Honestly, half of the time I see PDFs used on the web, there's no real reason it couldn't have been a plaintext file, let alone an HTML file.
XML, in any application other than HTML and SVG¶
The only reason I qualify it that way is because abandoning HTML won't be feasible for a long time to come; it would mean rewriting all websites and all browsers. The idea of SVG is glorious honestly; my only gripe with it is that it's implemented in XML. I dream of standardizing a non-XML version of SVG, but for the time being, I consider SVG one of the few justifiable uses of XML.
(Also, I know that HTML isn't technically XML, but it is deeply influenced by it.)
Flaws of XML:
The central attribute/child dichotomy is very odd, rarely if ever a useful distinction.

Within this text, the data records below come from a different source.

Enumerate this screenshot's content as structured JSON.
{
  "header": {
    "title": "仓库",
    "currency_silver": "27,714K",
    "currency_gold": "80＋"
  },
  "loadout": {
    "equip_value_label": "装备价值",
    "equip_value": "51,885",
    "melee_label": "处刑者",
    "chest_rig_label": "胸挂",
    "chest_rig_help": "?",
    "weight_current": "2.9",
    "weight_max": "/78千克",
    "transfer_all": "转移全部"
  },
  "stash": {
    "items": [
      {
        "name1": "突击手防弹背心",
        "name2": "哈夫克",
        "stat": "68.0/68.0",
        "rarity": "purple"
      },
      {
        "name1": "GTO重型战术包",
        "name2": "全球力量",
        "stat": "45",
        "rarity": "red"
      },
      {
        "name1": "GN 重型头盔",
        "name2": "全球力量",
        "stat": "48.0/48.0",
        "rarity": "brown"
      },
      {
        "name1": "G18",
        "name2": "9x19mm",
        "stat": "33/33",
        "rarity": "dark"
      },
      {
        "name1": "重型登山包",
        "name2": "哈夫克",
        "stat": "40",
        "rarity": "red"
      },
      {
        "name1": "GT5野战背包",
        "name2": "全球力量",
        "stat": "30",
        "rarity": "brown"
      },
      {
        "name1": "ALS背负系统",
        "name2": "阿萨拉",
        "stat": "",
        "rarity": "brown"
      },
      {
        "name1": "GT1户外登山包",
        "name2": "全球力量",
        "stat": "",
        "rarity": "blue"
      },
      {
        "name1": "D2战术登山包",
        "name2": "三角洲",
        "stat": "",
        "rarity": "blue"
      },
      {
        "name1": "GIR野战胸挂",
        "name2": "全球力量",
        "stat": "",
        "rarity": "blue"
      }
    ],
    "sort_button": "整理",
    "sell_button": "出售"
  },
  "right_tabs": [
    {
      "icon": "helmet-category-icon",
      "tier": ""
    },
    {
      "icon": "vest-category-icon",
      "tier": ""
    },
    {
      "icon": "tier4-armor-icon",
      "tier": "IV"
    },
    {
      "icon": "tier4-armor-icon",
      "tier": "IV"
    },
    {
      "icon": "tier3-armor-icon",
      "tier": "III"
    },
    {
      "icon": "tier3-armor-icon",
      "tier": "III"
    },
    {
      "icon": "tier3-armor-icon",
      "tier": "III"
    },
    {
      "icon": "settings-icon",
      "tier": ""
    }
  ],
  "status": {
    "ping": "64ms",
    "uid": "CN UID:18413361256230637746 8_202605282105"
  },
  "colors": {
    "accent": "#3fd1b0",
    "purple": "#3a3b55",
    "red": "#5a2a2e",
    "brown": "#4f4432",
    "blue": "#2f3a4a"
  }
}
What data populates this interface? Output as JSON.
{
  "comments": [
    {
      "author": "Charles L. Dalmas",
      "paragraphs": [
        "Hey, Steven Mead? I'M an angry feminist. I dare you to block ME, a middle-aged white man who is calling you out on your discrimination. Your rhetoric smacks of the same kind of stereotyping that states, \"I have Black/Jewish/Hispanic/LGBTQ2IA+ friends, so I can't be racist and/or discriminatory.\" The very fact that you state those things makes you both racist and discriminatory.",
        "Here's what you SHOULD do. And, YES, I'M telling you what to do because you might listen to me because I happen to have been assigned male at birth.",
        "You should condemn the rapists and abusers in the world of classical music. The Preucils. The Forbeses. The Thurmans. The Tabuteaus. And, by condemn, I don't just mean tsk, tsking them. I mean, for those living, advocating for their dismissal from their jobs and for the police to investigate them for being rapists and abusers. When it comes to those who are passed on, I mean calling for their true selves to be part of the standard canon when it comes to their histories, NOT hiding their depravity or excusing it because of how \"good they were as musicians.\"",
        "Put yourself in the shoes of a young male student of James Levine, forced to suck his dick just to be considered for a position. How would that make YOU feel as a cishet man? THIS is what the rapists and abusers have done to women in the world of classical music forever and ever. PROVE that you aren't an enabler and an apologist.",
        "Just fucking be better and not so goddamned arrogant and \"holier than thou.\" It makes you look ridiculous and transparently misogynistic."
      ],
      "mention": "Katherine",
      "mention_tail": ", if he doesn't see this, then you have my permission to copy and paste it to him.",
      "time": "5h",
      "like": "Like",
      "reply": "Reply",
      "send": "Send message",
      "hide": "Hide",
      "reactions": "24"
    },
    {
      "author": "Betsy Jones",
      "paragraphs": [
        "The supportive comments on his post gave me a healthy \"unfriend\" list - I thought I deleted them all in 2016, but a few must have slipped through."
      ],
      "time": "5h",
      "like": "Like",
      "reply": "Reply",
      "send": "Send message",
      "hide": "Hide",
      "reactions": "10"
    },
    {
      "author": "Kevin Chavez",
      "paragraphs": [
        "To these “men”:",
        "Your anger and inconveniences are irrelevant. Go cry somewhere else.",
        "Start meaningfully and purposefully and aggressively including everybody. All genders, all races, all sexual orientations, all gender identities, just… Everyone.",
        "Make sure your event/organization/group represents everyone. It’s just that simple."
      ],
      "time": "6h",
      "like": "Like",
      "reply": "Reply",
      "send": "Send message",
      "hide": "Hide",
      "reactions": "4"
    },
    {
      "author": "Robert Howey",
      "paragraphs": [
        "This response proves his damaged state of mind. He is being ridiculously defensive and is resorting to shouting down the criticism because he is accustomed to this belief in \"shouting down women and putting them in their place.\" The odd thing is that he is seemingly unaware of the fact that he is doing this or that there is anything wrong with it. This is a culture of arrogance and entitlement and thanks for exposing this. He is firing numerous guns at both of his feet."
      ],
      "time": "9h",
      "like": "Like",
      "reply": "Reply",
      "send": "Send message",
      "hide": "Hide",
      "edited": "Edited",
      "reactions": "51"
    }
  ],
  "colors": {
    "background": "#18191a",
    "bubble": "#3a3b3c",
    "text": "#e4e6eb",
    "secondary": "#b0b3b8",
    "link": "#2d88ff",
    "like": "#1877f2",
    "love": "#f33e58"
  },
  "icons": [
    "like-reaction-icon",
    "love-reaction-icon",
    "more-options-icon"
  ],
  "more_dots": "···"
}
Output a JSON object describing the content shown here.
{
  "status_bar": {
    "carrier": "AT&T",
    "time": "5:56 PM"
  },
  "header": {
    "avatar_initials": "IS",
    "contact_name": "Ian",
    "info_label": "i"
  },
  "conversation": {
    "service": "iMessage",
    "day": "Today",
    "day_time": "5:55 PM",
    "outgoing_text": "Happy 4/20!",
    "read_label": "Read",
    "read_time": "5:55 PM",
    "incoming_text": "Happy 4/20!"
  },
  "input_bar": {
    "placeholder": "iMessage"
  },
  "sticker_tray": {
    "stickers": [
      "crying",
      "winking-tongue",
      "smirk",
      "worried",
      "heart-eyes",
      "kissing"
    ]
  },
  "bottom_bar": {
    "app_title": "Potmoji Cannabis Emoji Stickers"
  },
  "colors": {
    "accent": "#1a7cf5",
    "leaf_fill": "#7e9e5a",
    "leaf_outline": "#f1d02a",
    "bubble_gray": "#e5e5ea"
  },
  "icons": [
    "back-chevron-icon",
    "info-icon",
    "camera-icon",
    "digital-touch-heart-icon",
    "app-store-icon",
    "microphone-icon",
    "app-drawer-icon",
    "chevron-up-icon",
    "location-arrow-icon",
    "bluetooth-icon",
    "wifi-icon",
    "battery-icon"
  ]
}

Tag names are always written twice, lowering productivity and increasing typo rate when handwritten and increasing data size.
No type information is conveyed. This is a rather terrible trait for data applications.
Five unique escape sequences that must be memorized instead of using the versatile backslash like everything else.
CDATA- unnecessary redundancy, since anything you can do with it you can do without it.
The root element of an XML tree must have a name, although the name is arbitrary.